Steel your staff for criticism
Written by Elizabeth Braden, CJE
Students with a gripe about the yearbook will still grumble in the halls with their friends. Now, they have an additional avenue to vent – Facebook and other social media.
Robyn Fisher, adviser at Yelm High School in Yelm, Wash., said her 2012 yearbook and newspaper staffs received more criticism than in the past, much of it online, even though the book was one of their better volumes.
“Kids are putting comments on Facebook they would never say to a person’s face,” Fisher said.
Facebook is blocked at Yelm, and the staff’s Facebook account is used mostly for sending out information about things like buying the book. But students posted negative comments there.
Fisher said at the beginning of the school year she discusses feedback the staff may receive, and reminds them again at the end of the year. She tells them they need to “thicken their skin.” She has her staff members practice out loud a ready response to people who approach them with a criticism of the book: “I’m really sorry that happened. We worked hard on the book.”
Jim McCrossen, adviser at Blue Valley Northwest High School in Overland Park, Kan., said learning how to deal with criticism is one of the more valuable skills students learn in a publications class.
“We talk quite a bit at the beginning of the year about creating a book that tells the history of our school year and looks good doing so. I prepare them for the fact that not everyone is going to like it,” McCrossen said.
“We have had critiques that were not pleasant to read, but the students know that is part of the deal and that we should listen and learn, if we can, and just be satisfied that any complaint or nasty criticism we have ever received is from one or two people — which leaves 1,548 people happy with what we have done,” McCrossen said.
“We do from time to time have criticism – usually word of mouth or face to face with a staff member. I always tell the students to tell the person to come see me so I can either help address the concern in future books or try and explain our decisions,” Lynn Bare, adviser at Southern Alamance High School in Graham, N.C., said.

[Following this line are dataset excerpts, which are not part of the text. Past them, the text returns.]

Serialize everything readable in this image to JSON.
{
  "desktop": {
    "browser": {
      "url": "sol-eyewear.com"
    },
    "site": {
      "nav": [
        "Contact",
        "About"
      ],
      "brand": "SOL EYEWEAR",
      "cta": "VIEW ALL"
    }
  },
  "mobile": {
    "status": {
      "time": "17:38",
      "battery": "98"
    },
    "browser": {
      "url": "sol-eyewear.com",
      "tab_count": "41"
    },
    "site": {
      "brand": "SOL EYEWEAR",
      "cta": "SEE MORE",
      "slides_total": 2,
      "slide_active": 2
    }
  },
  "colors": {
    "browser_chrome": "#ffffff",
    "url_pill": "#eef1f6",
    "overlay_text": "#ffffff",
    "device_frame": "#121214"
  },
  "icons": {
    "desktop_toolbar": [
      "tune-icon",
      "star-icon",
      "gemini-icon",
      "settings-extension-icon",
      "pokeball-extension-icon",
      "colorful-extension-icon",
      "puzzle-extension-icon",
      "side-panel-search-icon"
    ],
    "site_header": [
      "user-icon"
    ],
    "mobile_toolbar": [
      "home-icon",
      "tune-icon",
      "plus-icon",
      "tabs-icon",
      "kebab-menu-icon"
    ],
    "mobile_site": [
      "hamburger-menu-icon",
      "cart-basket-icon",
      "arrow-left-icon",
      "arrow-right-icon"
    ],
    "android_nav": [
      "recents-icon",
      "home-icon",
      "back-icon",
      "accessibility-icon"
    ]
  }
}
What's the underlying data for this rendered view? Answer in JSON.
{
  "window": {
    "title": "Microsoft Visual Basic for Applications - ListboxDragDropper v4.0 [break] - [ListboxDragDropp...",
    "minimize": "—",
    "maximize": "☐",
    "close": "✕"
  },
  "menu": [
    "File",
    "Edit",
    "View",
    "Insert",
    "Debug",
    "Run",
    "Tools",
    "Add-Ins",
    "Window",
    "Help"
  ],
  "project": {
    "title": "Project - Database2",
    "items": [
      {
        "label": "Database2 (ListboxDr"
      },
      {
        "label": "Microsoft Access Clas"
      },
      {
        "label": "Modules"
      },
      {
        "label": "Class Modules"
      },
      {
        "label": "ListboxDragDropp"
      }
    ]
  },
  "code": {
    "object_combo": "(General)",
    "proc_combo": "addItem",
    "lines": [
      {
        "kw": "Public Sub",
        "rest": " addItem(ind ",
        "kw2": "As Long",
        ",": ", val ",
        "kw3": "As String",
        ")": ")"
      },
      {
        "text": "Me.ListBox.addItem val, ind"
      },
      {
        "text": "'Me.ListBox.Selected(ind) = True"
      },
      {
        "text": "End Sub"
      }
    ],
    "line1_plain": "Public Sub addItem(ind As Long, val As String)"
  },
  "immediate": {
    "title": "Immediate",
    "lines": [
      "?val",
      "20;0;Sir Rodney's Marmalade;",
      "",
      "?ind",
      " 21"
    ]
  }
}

“This year I actually have two students who took yearbook because they didn’t like last year’s book and they wanted to help make a better book. That is what I hope for, that those who aren’t satisfied will join the team and improve the product,” Bare said.
Sorting through criticism
Not all criticism is bad. Constructive feedback from your audience can help you create a better yearbook. Staffs need to learn to weed through the comments to find honest concerns from readers that may improve their work. The tips here are from “Teaching Students to Accept Criticism” from teaching.monster.com, and “95 Tips for Handling Criticism Online and Offline” from carolroth.com, rewritten to apply to yearbook.
When you get a comment about your yearbook, listen to it without interrupting, or read it several times. Do not get defensive. You want to make sure you understand what the concern is. Think about every word and see what you can take away from it.
1. Does the statement appear to be more of a personal attack against a staff member? Consider giving it to the administration.
2. Is it a general statement? Can you still glean anything from it? For example, if someone wrote, “The yearbook stinks,” you may just have to ignore it. But maybe if a student wrote, “Your yearbook stinks,” you might ask yourself why this student thinks the yearbook belongs to the staff and not the entire school.
3. Does the statement mention something specific? “I think it’s dumb that the club photos are so small.” “We get our pictures taken in September, and we don’t get the book until the next August.” These are legitimate comments from readers who do not understand how yearbooks are created.
When someone approaches you with a complaint or negative comment, one or more of these responses may help:
- Offer an apology.
- Give them a brief explanation of how the situation occurred, if needed.
- Tell them how you can make the situation better, if you can.
- If you cannot provide an explanation or answer, tell them you will get back to them. This may be a good reply if you need some time to think.
The criticism from texts and social media can be handled in a similar manner. Read and reread it to determine if it needs to be addressed. Contact the person to deal with it – do not follow up with a text or online. Thank them for contacting you, and explain or make it right.
Talk to your students about bringing criticism they receive to you so it can be discussed and dealt with, as Bare has her students do. And take the time to compile all feedback for discussion by the staff for a learning experience.
To avoid online criticism, Stephanie Emerson, adviser at Wynne High School in Wynne, Ark., oversees her staff’s Facebook page and the comments on it.
“Our Facebook page is private for me only to post,” Emerson said. “Facebook Friends can see my posts but can NOT see anybody else’s posts. I can see everything. Our Facebook page is more for announcing things, or showing what’s going on. We do not get into dialog.”
Emerson said they only “friend” students and teachers. At the end of the year, they ask upcoming ninth graders to friend them, and unfriend the seniors who just graduated.
Remember – the yearbook staff creates a book that should reflect personal memories of the year for students. They paid money for those memories. They believe if they own it, they can complain about it. Prepare your staff to steel themselves against some comments, and even try to look for good in them.
“This really is the hard part of this job. You want everyone to like what you do — and we work really hard to be inclusive and complete and correct,” Fisher said. “What we do matters, which is why people get mean. If it didn’t matter, no one would care.”